La legge, peraltro, non poteva incidere retroattivamente sugli effetti

del giudicato già verificatisi e, pertanto, stabilì che gli importi da esso riconosciuti

rimanessero attribuiti ad personam e fossero in futuro riassorbiti con la normale

progressione economica e nelle funzioni, con ciò intendendo che i magistrati che

avevano conseguito i benefici del giudicato non avessero aumenti di stipendio

fino a che il loro superiore trattamento non si fosse portato a livello dei colleghi

con pari qualifica ed anzianità di servizio.

Senonché, contro il chiaro dettato della legge il Ministero di Grazia

e Giustizia, con provvedimenti adottati nel 1985 dal Direttore Generale per

l’organizzazione giudiziaria, tolse di colpo ai magistrati in possesso del giudicato i

6 scatti di anzianità figurativi da esso riconosciuti e nel contempo ordinò il

recupero delle somme ad essi corrisposte a titolo di arretrati.
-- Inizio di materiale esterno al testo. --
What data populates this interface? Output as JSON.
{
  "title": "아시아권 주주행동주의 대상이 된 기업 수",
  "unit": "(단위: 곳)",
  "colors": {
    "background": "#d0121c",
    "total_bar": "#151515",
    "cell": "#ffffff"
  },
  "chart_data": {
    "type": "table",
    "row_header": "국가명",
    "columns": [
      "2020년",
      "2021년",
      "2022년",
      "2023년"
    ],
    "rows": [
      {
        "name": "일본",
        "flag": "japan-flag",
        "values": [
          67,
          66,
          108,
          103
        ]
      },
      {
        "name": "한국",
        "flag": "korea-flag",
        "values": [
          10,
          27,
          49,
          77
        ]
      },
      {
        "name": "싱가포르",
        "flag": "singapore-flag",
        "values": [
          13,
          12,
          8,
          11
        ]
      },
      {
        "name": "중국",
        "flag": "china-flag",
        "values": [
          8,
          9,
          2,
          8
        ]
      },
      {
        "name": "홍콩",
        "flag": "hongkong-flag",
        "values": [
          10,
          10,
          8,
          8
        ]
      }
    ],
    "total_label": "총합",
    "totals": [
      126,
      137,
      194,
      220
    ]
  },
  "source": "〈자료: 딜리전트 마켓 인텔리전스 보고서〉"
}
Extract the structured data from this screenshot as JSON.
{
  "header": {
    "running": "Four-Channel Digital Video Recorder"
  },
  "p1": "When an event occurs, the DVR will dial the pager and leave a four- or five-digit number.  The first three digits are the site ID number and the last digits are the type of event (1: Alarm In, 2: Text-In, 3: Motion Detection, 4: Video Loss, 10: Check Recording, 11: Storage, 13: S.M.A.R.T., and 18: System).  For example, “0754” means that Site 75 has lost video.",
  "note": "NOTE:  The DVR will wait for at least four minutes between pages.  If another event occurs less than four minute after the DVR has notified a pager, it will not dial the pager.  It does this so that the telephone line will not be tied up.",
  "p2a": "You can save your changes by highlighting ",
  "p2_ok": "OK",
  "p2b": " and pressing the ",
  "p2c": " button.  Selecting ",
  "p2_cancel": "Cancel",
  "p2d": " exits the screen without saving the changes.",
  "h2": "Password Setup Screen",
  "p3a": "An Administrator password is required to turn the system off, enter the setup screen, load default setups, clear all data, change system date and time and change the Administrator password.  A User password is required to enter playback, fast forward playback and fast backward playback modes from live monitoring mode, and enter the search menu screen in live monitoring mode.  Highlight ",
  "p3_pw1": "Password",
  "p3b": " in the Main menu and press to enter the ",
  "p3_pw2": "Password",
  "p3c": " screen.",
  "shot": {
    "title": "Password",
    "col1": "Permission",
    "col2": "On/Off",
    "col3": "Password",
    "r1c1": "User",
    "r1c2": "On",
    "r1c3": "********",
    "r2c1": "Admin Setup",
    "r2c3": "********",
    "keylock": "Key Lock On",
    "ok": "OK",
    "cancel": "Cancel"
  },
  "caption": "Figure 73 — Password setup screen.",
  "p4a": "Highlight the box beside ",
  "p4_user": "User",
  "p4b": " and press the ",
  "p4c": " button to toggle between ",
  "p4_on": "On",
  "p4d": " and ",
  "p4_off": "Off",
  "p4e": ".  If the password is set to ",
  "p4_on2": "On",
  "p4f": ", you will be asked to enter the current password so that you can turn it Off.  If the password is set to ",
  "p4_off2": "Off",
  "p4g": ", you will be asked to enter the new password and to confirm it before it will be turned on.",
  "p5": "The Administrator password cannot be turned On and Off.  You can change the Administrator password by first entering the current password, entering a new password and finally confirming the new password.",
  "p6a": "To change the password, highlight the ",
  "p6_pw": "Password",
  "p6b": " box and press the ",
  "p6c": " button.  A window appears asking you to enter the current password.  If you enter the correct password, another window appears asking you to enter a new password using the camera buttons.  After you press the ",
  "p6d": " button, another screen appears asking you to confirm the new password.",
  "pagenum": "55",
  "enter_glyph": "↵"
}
Il provvedimento fu impugnato dagli interessati e nel 2005, dopo un

sentenza dichiarativa di inammissibilità del ricorso emessa nel 1995 dal TAR del

Lazio, il Consiglio di Stato ha riconosciuto che gli arretrati non potevano essere

recuperati e che i ricorrenti avevano diritto a mantenere con progressivo

riassorbimento gli scatti di anzianità figurativi attribuiti dal giudicato del 1984.

Nel momento in cui scrivo (giugno 2011), a distanza di 28 anni, io e i

miei colleghi ricorrenti, nonostante un giudizio di ottemperanza e la scadenza di

tre termini, di cui l’ultimo perentorio, concessi dal Consiglio di Stato al Ministero

della Giustizia e la nomina di due Commissari ad acta nominati rispettivamente

nella persona del Ragioniere Generale dello Stato o di un funzionario da lui

delegato e di un Presidente di Sezione del Consiglio di Stato in pensione, non

siamo ancora riusciti ad ottenere quanto negato dal Ministero con il

provvedimento del 1985 annullato nel 2005.